No, it's always "die" in the accusative case. But native speakers would hardly ever missunderstand this sentence. The inverse word order (OVS) usually is only used in contrast situations (Was ist mit der Katze? Wer isst die Katze? - Die Katze? Oh! Die Katze! Ja, die Katze isst die Maus, natürlich.)... ;)
Not with the current word choice, since both words are feminine which is the same in nominative and accusative. But if you know that the cat is a male cat you have the option to use the word "der Kater". Like the english word "tom" or "tomcat". Then consider the sentences "der Kater frisst die Maus" versus "den Kater frisst die Maus". Now you have the choice to switch subject and object while keeping the same word order.
You could use "der Nager" (the rodent) instead of "die Maus" for even less ambiguity.
"Der Kater frisst den Nager" versus "Den Kater frisst der Nager"
Der=The "Die" is by plural or singular. Plural= The girls/Die Mädchen Singular="Das" Mädchen
Singular="Die"Frau/The woman Plural="Die"Frauen/The women
Always use: "Der" by he "Die" by she "Das" by it
By plural you always use "Die" Die Mädchen/The girls Die Frauen/The women Die Männer/The men Die Buben/The boys Die Tiere/The animals,...

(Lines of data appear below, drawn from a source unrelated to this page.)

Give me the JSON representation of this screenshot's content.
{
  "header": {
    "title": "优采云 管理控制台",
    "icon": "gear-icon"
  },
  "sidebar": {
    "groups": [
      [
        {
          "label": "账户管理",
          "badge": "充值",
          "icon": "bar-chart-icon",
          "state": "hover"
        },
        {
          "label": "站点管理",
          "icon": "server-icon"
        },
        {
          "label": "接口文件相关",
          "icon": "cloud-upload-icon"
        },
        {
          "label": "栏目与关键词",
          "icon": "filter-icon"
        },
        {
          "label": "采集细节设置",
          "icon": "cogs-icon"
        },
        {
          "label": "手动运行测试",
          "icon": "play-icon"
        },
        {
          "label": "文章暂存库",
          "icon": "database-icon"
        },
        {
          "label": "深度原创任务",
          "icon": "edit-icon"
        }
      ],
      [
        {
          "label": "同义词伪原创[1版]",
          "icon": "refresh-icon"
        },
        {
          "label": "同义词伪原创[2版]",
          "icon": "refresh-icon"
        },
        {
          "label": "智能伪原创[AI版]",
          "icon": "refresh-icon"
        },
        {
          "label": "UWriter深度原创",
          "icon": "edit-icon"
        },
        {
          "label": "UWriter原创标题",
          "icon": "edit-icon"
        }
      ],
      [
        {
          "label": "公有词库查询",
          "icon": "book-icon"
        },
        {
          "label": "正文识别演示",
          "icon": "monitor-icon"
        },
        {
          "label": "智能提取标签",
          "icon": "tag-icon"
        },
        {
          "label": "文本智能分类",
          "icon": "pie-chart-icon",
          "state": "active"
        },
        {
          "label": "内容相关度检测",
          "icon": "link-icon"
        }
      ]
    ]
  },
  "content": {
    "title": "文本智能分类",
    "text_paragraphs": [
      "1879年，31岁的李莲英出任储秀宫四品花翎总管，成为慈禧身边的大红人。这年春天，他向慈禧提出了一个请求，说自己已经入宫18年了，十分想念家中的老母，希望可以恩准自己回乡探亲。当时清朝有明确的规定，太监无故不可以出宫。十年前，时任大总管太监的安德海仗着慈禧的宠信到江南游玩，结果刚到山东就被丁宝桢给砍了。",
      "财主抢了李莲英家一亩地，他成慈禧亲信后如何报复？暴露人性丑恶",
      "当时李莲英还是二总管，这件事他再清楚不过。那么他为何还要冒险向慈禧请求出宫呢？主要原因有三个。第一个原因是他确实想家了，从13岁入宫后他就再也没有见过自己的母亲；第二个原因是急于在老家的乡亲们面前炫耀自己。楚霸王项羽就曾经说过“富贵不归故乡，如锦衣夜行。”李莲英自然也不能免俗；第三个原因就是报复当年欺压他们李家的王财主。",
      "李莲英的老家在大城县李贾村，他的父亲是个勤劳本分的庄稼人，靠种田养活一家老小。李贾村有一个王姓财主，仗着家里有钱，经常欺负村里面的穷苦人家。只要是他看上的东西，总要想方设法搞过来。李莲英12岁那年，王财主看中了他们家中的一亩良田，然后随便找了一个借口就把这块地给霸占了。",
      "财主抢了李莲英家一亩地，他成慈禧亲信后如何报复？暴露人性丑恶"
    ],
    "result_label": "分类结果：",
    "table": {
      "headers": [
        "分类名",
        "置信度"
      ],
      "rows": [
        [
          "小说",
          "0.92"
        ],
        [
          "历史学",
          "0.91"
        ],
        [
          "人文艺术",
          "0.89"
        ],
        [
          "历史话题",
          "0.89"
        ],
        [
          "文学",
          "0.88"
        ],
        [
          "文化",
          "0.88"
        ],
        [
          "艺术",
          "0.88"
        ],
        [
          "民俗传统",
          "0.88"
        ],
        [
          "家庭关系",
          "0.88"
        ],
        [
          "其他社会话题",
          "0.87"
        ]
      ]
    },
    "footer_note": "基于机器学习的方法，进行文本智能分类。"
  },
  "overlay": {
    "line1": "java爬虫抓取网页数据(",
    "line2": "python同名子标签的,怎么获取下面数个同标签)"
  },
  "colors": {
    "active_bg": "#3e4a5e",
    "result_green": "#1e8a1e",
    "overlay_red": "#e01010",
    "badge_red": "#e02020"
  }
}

Yeah with the Die, Der, and Das things will eventually just start to work themselves out in your head. Just like you know "an couch" sounds wrong and "a couch" sounds right, you will slowly start hearing the same things in german. You will go to write "Das Mann" and be like "That totally sounds wrong" then go to write "Der Mann" and be like yes that sounds right!
So...why is it saying 'isst' when Duo has just informed us that animals 'FRisst'? Or is this simply a hearing test that's only meant to further confuse? I have read the previous comments and am left wondering how on earth someone is meant to know if an animal is in fact a pet! Yet one response says BOTH answers should be correct? Yet I don't recall this 'pet' ambiguity ever being explained! Yes, it says 'isst' but that goes against what the lesson is teaching, so I use 'frisst' which is technically correct but incorrect. Perhaps unnecessarily pedantic?
If isst is correct, then this was a trick question, since the lesson tips specify frißt should be used with animals, and do not suggest any exceptions. I heard isst, but wrote frisst because often the voices are not clear and first or last letters are swallowed and not audible.
Sometimes yes, but it depends. "Der Hund" can be both, "der Rüde" is a strictly male dog, and for a female dog I can only think of "die Hündin". Often, but not always, you can add -in to derive the female form of an animal (though sometimes you have to make the main vowel an umlaut).
That's a bit more difficult in German. There are 2 main past tenses, the "Präteritum" (preterite/imperfect) and the "Perfekt" (past perfect), which are "Die Katze aß die Maus." and "Die Katze hat die Maus gegessen.", respectively. Note that "essen" is an irregular (strong) verb.
Not really. In German we use the same verb form for "eats" and "is eating" (isst). So this German sentence can have both translations. Only colloquially you can say "The Katze ist die Maus am Essen." with "ist am Essen" meaning 'is eating'. But I don't think that the course will teach this form, as it's not (yet) standard.
Sometimes there seems to be no rhyme or reason and it is hard for English speakers to wrap our heads around. DuoLingo is good for giving you the practice and repetition you need and eventually, if you stick with it, the der die das will just come naturally and the wrong article will start to sound just wrong.
I have this problem to. So, Der- Masculine Die- Deminine Das- Neutral. I don't think there's an outright way to find the gender of the word, so what I do is when it first pops up I look at the gender of the word and write it down or try to remember it. Also, only nouns have genders.